Vous avez commencé par étudier la musique, comment en êtes-vous venue à vous tourner vers l'informatique ?

Au cours de ma troisième année à l’école de musique, j’ai suivi un cours à option intitulé « application informatique et recherche en musique » qui contenait un peu de programmation. Ça m’a intéressée et j’ai continué à prendre des cours en dehors de l’école de musique. Ce qui m’a décidée à poursuivre des études supérieures en informatique après mon major en trompette.

En jouez-vous encore ?

Après ma réorientation, j’ai continué à jouer six ou sept ans de façon assidue, en répétant une à deux heures par jour. Je jouais aussi dans un orchestre. Finalement, j’ai abandonné, car je ne voulais pas passer autant de temps à pratiquer mon instrument. Avec la trompette, c’est un peu comme l’athlétisme, il faut s’entraîner régulièrement. Je joue encore de temps en temps.

La gestion des données et de l'information est maintenant votre domaine d'expertise. Quelle place les données tiennent-elles aujourd’hui ?

Enormément de découvertes scientifiques et intellectuelles sont aujourd’hui basées sur des données. A Stanford par exemple, nous sommes une université très généraliste qui va des sciences humaines à l’économie en passant par les sciences naturelles et sociales, la médecine, l’ingénierie ou le droit. Dans chacune de ces branches, il y a des découvertes qui découlent directement de la data science. Cela modifie de façon substantielle la manière dont les gens font de la recherche dans de nombreux domaines.

Y a-t-il des découvertes à Stanford qui n’auraient pas été possibles sans la science des données ?

Beaucoup ! De nombreuses découvertes en biomédecine en dépendent aujourd’hui. Les exemples les plus criants sont en matière de diagnostics médicaux. Les algorithmes d’intelligence artificielle analysent les radios de manière plus performante que les praticiens. Un scanner de la peau sur téléphone portable peut identifier un cancer de la peau mieux qu’un médecin. Les données peuvent aussi contribuer à découvrir des matériaux. Ou, du côté des sciences sociales, une étude qui analyse toutes les arrestations policières aux Etats-Unis a permis de révéler des biais systématiques à l’égard des minorités.

Par conséquent, faites-vous de la recherche transdisciplinaire ?

C’est mon plus gros défi en tant que doyenne ! Comment faire profiter tous les membres de l'université de la capacité de découverte fondée sur les données ? Dans ma faculté, nous avons une expertise en ingénierie, en informatique et en statistiques. Le défi est de rendre accessible cette expertise à tous ceux qui le souhaitent. Nous avons déjà mis en place des mesures telles que des permanences par des étudiants diplômés pour ceux qui auraient besoin de conseils ou des financements pour des projets transdisciplinaires.

Quelle est l'importance pour le grand public de comprendre l'informatique ?

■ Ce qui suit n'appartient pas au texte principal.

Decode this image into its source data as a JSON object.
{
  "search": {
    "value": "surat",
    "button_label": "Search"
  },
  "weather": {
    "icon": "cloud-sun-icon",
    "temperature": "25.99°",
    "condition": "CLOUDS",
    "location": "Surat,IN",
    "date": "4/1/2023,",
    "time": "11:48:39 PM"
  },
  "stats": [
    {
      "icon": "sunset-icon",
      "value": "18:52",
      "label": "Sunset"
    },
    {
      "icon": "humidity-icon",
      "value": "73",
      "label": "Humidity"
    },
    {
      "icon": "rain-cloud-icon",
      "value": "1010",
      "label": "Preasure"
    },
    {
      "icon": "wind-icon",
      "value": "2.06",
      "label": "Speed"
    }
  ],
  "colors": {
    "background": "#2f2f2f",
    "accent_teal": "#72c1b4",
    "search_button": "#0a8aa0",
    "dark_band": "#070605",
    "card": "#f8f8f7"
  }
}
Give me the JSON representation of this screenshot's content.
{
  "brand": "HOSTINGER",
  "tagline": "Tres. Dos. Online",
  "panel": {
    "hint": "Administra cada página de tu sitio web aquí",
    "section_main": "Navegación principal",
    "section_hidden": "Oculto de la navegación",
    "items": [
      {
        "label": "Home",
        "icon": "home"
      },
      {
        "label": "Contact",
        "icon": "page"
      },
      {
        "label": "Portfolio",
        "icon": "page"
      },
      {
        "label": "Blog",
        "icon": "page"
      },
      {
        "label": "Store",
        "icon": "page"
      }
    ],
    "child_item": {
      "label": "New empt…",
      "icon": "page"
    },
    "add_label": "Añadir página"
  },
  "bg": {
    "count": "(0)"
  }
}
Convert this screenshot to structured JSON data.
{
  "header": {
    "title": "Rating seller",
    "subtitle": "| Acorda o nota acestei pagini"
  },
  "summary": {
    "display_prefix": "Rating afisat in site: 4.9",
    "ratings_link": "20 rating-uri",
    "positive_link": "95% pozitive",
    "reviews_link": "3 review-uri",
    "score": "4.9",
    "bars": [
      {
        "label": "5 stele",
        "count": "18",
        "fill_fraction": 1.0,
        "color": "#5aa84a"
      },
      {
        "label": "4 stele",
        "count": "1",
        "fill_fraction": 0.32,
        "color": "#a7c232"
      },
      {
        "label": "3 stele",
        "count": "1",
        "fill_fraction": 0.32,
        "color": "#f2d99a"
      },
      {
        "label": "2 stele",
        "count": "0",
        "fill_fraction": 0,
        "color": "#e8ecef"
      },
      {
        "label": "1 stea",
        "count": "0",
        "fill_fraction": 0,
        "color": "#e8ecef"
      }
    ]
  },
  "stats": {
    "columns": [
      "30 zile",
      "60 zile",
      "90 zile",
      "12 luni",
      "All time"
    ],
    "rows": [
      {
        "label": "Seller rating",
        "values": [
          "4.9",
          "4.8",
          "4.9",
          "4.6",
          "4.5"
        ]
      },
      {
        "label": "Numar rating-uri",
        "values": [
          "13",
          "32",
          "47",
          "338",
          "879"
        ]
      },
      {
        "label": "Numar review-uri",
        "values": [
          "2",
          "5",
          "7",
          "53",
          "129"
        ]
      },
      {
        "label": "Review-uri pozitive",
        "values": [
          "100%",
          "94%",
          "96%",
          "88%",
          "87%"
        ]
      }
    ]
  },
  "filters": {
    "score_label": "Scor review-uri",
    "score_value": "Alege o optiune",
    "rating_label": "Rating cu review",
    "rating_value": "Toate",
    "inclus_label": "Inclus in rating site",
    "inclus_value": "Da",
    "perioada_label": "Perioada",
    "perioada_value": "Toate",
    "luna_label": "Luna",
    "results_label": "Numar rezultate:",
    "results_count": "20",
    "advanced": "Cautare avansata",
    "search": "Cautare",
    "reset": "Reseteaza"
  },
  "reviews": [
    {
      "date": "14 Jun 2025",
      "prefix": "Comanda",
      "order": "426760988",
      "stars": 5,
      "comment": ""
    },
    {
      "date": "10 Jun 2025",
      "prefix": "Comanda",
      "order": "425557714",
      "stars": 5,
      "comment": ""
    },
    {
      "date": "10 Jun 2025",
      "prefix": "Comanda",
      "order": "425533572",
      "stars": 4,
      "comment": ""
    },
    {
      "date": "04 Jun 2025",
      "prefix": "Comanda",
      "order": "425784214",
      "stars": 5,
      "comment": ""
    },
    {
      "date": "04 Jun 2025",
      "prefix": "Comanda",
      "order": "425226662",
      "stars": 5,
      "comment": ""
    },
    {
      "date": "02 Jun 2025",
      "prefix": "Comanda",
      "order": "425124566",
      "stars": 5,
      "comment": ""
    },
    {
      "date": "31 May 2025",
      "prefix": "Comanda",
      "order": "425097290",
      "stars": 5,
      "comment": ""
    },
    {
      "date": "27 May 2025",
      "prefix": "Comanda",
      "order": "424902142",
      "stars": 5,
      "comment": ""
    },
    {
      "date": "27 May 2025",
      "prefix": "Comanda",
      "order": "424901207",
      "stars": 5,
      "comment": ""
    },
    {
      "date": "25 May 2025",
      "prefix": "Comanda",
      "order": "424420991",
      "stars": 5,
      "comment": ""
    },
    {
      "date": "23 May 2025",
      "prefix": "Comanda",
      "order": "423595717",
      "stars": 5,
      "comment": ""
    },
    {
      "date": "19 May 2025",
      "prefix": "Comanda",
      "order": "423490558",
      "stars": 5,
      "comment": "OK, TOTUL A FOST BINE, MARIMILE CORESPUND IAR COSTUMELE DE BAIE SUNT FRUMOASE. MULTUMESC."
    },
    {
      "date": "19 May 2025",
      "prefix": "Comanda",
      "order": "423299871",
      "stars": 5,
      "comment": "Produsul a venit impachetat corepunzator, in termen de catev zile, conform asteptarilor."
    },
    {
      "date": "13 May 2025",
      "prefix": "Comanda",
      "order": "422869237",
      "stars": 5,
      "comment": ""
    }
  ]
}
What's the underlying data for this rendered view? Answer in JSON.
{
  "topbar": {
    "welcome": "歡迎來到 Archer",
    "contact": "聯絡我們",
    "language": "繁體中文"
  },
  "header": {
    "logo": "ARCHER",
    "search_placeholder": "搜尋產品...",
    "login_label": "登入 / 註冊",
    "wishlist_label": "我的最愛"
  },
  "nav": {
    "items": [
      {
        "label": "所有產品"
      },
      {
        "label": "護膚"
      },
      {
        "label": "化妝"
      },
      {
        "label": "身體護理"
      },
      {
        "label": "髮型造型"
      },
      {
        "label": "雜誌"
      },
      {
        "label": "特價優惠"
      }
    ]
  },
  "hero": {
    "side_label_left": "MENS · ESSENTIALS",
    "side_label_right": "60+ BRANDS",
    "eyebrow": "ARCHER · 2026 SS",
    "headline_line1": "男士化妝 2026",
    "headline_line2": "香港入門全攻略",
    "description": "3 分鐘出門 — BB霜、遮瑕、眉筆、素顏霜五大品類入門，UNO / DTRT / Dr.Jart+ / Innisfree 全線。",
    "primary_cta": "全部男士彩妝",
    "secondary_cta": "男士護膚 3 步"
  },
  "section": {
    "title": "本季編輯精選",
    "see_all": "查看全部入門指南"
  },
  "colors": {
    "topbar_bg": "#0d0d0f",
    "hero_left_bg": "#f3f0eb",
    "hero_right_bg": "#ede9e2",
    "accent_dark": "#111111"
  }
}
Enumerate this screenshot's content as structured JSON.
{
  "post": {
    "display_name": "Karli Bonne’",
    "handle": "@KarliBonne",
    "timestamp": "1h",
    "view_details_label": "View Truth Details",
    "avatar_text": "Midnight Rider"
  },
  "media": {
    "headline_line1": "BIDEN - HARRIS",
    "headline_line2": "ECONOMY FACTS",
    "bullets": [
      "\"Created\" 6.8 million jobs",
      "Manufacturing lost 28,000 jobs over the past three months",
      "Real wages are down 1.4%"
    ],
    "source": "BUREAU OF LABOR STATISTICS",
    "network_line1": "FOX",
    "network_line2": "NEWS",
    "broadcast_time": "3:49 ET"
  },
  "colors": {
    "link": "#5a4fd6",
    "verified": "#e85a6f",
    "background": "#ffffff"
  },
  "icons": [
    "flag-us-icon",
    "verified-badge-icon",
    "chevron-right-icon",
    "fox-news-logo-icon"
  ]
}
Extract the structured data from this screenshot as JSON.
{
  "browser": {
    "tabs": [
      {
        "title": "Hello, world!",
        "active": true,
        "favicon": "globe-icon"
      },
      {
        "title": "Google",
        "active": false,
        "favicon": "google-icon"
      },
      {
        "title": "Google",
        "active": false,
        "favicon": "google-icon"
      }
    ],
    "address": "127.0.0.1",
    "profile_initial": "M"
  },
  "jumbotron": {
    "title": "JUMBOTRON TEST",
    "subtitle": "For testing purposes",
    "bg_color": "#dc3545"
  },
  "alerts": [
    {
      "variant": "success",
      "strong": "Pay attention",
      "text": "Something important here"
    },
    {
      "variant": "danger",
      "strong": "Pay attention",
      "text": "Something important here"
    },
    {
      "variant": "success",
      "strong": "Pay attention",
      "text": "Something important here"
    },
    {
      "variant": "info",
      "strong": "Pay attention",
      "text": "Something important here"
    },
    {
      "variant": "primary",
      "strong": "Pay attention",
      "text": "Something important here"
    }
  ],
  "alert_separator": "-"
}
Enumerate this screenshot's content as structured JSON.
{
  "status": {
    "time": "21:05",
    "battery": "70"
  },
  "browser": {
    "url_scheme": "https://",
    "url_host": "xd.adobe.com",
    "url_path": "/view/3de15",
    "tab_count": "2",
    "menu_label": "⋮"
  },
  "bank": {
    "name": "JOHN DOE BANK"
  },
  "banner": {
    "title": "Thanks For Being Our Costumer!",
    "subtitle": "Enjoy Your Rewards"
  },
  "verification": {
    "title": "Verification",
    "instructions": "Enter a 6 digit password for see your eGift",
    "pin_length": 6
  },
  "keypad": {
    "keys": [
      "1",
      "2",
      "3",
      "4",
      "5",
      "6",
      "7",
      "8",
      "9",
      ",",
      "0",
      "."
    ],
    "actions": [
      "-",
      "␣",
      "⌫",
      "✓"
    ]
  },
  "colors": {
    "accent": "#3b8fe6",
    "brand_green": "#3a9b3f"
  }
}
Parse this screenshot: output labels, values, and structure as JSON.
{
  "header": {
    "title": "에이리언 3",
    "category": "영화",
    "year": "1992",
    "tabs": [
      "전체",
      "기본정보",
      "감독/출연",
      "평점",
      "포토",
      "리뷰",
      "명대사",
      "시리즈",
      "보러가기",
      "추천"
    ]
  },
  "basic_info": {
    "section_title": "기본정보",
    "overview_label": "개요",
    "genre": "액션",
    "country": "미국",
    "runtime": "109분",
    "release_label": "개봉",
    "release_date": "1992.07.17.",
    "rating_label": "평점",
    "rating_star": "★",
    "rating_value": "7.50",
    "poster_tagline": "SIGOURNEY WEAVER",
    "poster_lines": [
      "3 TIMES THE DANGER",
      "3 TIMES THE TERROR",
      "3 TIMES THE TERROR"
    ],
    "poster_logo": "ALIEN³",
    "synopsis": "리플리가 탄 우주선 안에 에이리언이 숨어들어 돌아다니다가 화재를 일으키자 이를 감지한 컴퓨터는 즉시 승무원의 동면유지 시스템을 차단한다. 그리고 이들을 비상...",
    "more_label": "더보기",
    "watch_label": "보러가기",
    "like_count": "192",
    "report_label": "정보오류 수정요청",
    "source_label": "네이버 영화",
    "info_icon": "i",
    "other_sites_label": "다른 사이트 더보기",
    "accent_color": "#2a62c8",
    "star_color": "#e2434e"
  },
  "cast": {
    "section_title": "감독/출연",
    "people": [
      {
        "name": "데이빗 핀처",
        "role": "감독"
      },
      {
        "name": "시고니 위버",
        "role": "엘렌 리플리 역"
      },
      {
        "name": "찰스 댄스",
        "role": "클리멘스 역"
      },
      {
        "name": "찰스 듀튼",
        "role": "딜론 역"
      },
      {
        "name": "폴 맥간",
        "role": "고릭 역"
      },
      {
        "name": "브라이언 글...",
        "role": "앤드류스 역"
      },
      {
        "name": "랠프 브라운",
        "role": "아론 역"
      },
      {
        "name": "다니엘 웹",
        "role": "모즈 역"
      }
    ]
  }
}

D’un côté, l’utilisation de quelque chose ne demande pas que l’on sache comment ça fonctionne. Quand le téléphone a été inventé, il n’a pas été nécessaire de comprendre la physique de la transmission vocale pour l’utiliser. Idem, il ne faut pas savoir comment vole un avion pour monter à bord. D’un autre côté, je pense que l’informatique et la science des données devraient être obligatoires dès l’enseignement secondaire. Ce sont les nouvelles mathématiques ou physique. Tout le monde devrait en faire un peu à l’université. Pour les générations futures, cela devrait être obligatoire dans la formation en général.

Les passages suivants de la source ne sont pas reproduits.